Manchete: Você já fez análise?

Maitê: Fiz até começar a tomar o Daime, que foi um divisor de águas. Talvez meu primeiro grande mergulho de autoconhecimento Aí a análise começou a me parecer conversa de botequim.

Manchete: E a espiritualidade, como chegou a ela?

Maitê: Nem sei. Meus pais eram profundamente ateus, não tinham nenhuma brecha, mas deixaram o leque aberto para mim. E eu experimento tudo, profundamente. Por exemplo, estou mais voltada hoje para a meditação, mas quando vejo Roberto Carlos cantar Nossa Senhora no meio multidão, eu choro. Sou devota da Virgem Maria, já caí ao chão diante dela em Medjugorje (CROÁCIA), chorando durante uma hora. As pessoas em volta se ajoelharam e rezaram. FOI CATÁRTICO, SUBLIME.

Manchete: Você esteve num workshop com o especialista em vidas passadas Brien Weiss, no Rio de Janeiro, este ano. Como foi?

Maitê: Ele pediu que trocássemos um objeto pessoal com uma pessoa desconhecida, por alguns minutos. Segurando o relógio da moça que estava ao meu lado, consegui visualizar várias cenas de sua vida, como ela confirmou. E ela dizia não sentir as próprias pernas, quando esteve com meu anel entre as mãos.

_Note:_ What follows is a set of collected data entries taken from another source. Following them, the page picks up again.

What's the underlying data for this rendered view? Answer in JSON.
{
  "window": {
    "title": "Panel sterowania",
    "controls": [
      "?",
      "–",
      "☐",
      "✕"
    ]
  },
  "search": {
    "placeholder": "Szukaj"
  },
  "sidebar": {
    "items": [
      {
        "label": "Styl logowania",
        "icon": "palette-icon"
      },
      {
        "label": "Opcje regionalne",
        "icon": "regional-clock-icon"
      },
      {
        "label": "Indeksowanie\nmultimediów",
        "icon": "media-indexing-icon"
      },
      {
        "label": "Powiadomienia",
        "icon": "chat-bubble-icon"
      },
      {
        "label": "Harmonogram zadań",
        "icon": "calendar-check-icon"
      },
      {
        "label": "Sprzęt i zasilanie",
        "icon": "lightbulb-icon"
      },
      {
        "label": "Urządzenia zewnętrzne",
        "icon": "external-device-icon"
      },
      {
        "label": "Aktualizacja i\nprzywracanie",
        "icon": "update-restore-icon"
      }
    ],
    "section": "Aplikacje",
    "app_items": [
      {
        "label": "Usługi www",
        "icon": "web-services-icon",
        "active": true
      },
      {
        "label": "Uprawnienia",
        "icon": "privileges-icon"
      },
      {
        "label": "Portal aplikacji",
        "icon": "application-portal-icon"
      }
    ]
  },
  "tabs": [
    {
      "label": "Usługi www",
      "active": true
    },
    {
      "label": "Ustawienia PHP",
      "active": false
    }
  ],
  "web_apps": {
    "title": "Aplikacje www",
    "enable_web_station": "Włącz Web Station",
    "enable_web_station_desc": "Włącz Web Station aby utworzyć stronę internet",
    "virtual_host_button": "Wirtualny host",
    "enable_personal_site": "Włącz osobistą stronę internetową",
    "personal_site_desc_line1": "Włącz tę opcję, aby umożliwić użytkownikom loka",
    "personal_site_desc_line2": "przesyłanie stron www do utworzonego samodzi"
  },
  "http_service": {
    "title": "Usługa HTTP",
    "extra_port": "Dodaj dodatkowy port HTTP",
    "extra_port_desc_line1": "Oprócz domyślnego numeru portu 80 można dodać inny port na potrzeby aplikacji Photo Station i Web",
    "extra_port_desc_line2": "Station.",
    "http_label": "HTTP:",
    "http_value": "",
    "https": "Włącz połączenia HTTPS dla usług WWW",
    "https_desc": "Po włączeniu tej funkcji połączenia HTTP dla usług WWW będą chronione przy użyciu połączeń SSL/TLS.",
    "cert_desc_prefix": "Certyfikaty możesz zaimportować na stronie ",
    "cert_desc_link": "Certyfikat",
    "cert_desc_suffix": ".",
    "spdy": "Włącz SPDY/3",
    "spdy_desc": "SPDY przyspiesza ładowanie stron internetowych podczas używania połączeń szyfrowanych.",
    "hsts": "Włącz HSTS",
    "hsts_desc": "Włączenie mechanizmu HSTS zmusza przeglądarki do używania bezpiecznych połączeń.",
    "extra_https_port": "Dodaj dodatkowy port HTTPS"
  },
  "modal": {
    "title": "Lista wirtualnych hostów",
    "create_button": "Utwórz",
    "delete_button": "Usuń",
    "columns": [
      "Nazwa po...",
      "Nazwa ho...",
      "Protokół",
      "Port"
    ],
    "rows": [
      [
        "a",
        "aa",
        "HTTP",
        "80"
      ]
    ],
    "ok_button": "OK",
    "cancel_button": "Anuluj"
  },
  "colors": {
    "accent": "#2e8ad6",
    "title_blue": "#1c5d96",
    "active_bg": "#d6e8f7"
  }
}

Manchete: Qual o significado disso?
Maitê: Tive um acidente sério, há dezoito anos, e estive sob a ameaça de ter a perna amputada. Fiquei meses sob tração, depois na cadeira de rodas, levei um ano me tratando. E durante algum tempo perdi a sensibilidade nas pernas. Foi isso que ela captou.

Manchete: O que te é indispensável hoje?

Maitê: O bom-humor, o alto astral, E MUITA BOA-VONTADE NO CAMINHO.

Manchete: Sua maior alegria?

Maitê: Maria é minha maior alegria.

Manchete: E seu maior orgulho?

Maitê: Dar conta da minha vida, de tudo o que faço, de educar minha filha... DE SER PROFUNDAMENTE HONESTA.

OLHOS, LEGENDAS E AFINS
"Cada ambiente de minha casa tem uma cara, reflete uma fase minha. Chamei um arquiteto para mudar meu quarto, que já não condiz comigo, e ele me flagrou: olhava EM VOLTA tentando perceber uma personalidade, e via umas doze. "Vejo as pessoas que hoje estão na idade do vestibular tão desmotivadas! Sem curiosidade nem tesão, completamente blasé em relação às coisas que as cercam. Não sei se é o mercado de trabalho, a falta de perspectiva que contribui para isso, mas o mundo fica muito reduzido. O meu, na idade delas, era amplo. E ainda é, graças a Deus!"

"Quando você se desvencilha da caretice, aquela coisa de eu não posso porque vai sujar meu sapato, acaba com um monte de regras que não servem pra nada."